Last but not least we used them to help grab quick behind the scenes interviews. Nothing fancy just someone handholding the light so that it was quick, portable and able to be positioned to get the best light on our subjects.

So small, portable and handy you can literally just position the light with your hand for a quick shot or interview.

Your imagination is truly the only thing limiting how this light can be used on an independent set. I am so sold: I will not do another shoot without a few of these on hand. I now find them to be one of my essential tools on the set.

As a technical consideration I recommend using the PB70 or some sort of larger brick battery because these batteries really do last all day without fear of losing light. The last thing I want to deal with on set is another piece of equipment that I have to change batteries every hour or 2. If you pair a Switronix TorchLED BOLT along with their PB70 battery you can just turn on your light and shoot. There is nothing better as a filmmaker than to have a light on set that works for every situation and doesn't need constant attention for adjustments or batteries. This is really a must have unit for any filmmaker or director of photography.


I just wanted to note that we used the PB70 battery base for the shoot as the TorchLED Bolt battery was not out yet. Since the shoot Switronix has released the Bolt Battery Kit (TL-F970). This smaller battery attaches to the back of the Bolt and is rated to keep the light working for 2 hours. The PB70 powerbase we used is rated for 4 hours. If you need a smaller battery the new kit light is great but if you need a longer charge the PB70 rocks. You can't go wrong either way.

 Disclaimer: switronix are planet5D sponsors and sponsored the Incident on Marmont Avenue shoot (see more on our eithics page). We publish gear news because our users have asked us to let them know when we find things that may help them improve their shooting. If you're a gear maker and would like us to publish your HDSLR related products, please contact planet5D 

(cover photo credit: snap from the video)

Barry Andersson

Barry Andersson is an award-winning director and cinematographer. Mr Andersson takes his real world experiences and shares those images and lessons with everyone from the US Marine Corp combat camera teams, many of the leading teams of the four major sports leagues, leading universities around the US as well as leading productions looking to take advantage of the latest technology.
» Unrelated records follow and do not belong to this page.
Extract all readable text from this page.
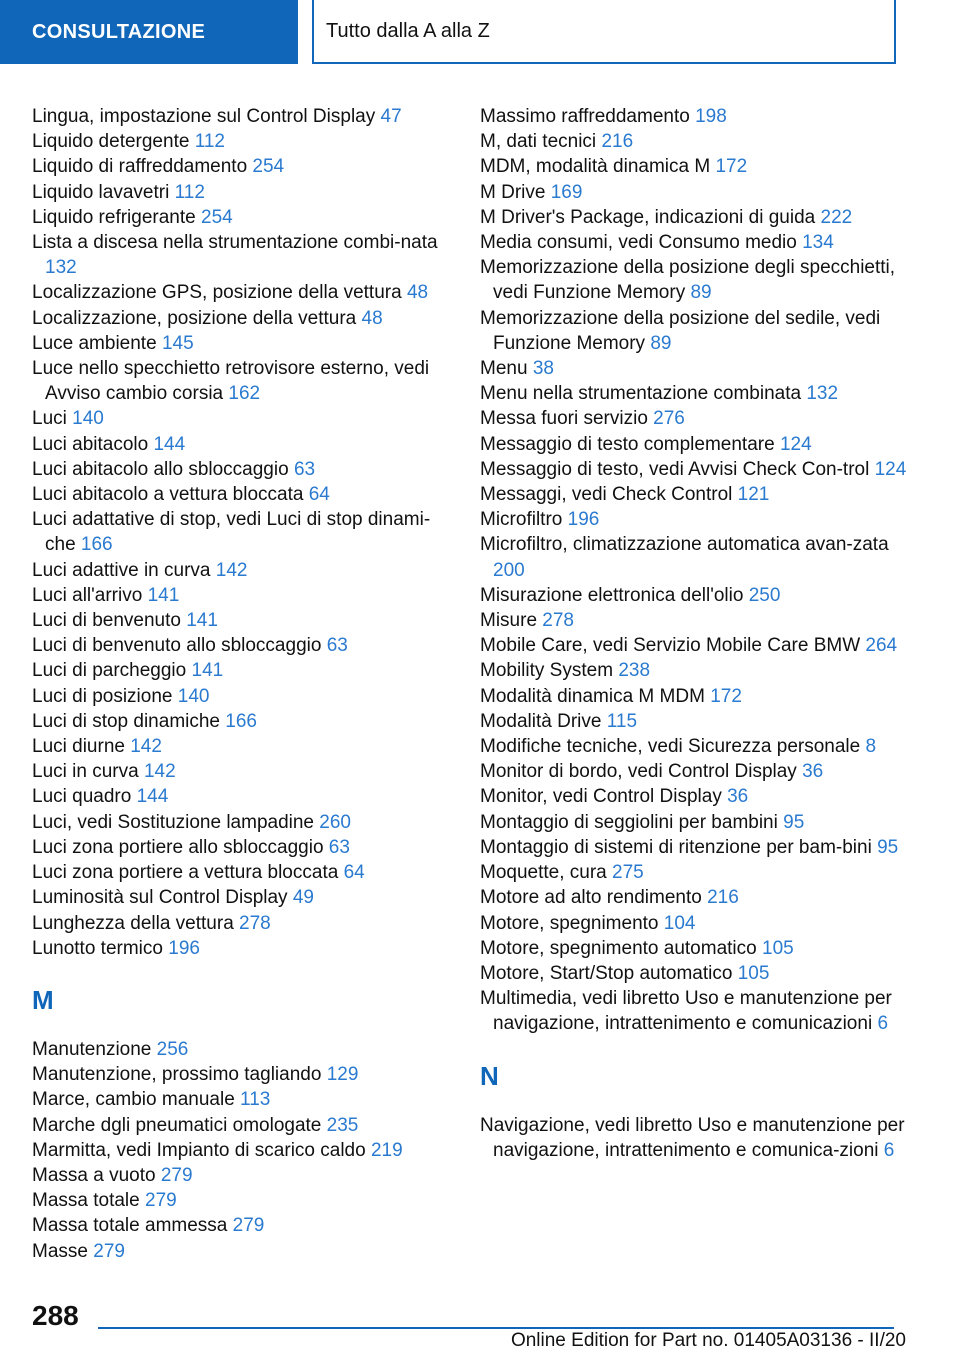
CONSULTAZIONE	Tutto dalla A alla Z
Lingua, impostazione sul Control Display 47
Liquido detergente 112
Liquido di raffreddamento 254
Liquido lavavetri 112
Liquido refrigerante 254
Lista a discesa nella strumentazione combi‐nata 132
Localizzazione GPS, posizione della vettura 48
Localizzazione, posizione della vettura 48
Luce ambiente 145
Luce nello specchietto retrovisore esterno, vedi Avviso cambio corsia 162
Luci 140
Luci abitacolo 144
Luci abitacolo allo sbloccaggio 63
Luci abitacolo a vettura bloccata 64
Luci adattative di stop, vedi Luci di stop dinami‐che 166
Luci adattive in curva 142
Luci all'arrivo 141
Luci di benvenuto 141
Luci di benvenuto allo sbloccaggio 63
Luci di parcheggio 141
Luci di posizione 140
Luci di stop dinamiche 166
Luci diurne 142
Luci in curva 142
Luci quadro 144
Luci, vedi Sostituzione lampadine 260
Luci zona portiere allo sbloccaggio 63
Luci zona portiere a vettura bloccata 64
Luminosità sul Control Display 49
Lunghezza della vettura 278
Lunotto termico 196
M
Manutenzione 256
Manutenzione, prossimo tagliando 129
Marce, cambio manuale 113
Marche dgli pneumatici omologate 235
Marmitta, vedi Impianto di scarico caldo 219
Massa a vuoto 279
Massa totale 279
Massa totale ammessa 279
Masse 279
Massimo raffreddamento 198
M, dati tecnici 216
MDM, modalità dinamica M 172
M Drive 169
M Driver's Package, indicazioni di guida 222
Media consumi, vedi Consumo medio 134
Memorizzazione della posizione degli specchietti, vedi Funzione Memory 89
Memorizzazione della posizione del sedile, vedi Funzione Memory 89
Menu 38
Menu nella strumentazione combinata 132
Messa fuori servizio 276
Messaggio di testo complementare 124
Messaggio di testo, vedi Avvisi Check Con‐trol 124
Messaggi, vedi Check Control 121
Microfiltro 196
Microfiltro, climatizzazione automatica avan‐zata 200
Misurazione elettronica dell'olio 250
Misure 278
Mobile Care, vedi Servizio Mobile Care BMW 264
Mobility System 238
Modalità dinamica M MDM 172
Modalità Drive 115
Modifiche tecniche, vedi Sicurezza personale 8
Monitor di bordo, vedi Control Display 36
Monitor, vedi Control Display 36
Montaggio di seggiolini per bambini 95
Montaggio di sistemi di ritenzione per bam‐bini 95
Moquette, cura 275
Motore ad alto rendimento 216
Motore, spegnimento 104
Motore, spegnimento automatico 105
Motore, Start/Stop automatico 105
Multimedia, vedi libretto Uso e manutenzione per navigazione, intrattenimento e comunicazioni 6
N
Navigazione, vedi libretto Uso e manutenzione per navigazione, intrattenimento e comunica‐zioni 6
288
Online Edition for Part no. 01405A03136 - II/20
Latest posts by Barry Andersson (see all)


  1. Hey Barry,

    Sweet ideas for uses. We hacked ours to work in a 24×32 softbox and the quality of light that comes out in wonderful.

    Are you finding the color consistency to always be right on the money?

    Chris Gampat
    -The Phoblographer

    1. Glad you enjoyed it Chris. We didn’t do any extensive color tests but none of us noticed color consistency at any point during the shoot. We had them all over with just about every member of the crew working with them so I am very confident saying you can rely on them for color consistency. Perhaps I need to do a long term run time color test and see how it performs. Let me know if there is something specific you are looking for.

      1. Well, I’m asking in regards to shooting interviews or concerts or for those artists that love to have videos of them shot for youtube. The color consistency can then translate over into either more white balance issues in post/coloring issues and as a content developer, I know that that can then slow down the output of a final product.

        So in terms of the overall workflow, it can be an issue that should be tackled and explored. We’re going to explore that in our review.

        And because I know you’re going to read this Mitch, hiya! :)

  2. After readying your post I went and bought 2 or these from B&H! Can’t wait to use them!

    1. Author

      That rocks Aaron. Please let us know how you use them. I can’t believe how many different ways I can keep coming up with to use them on any set.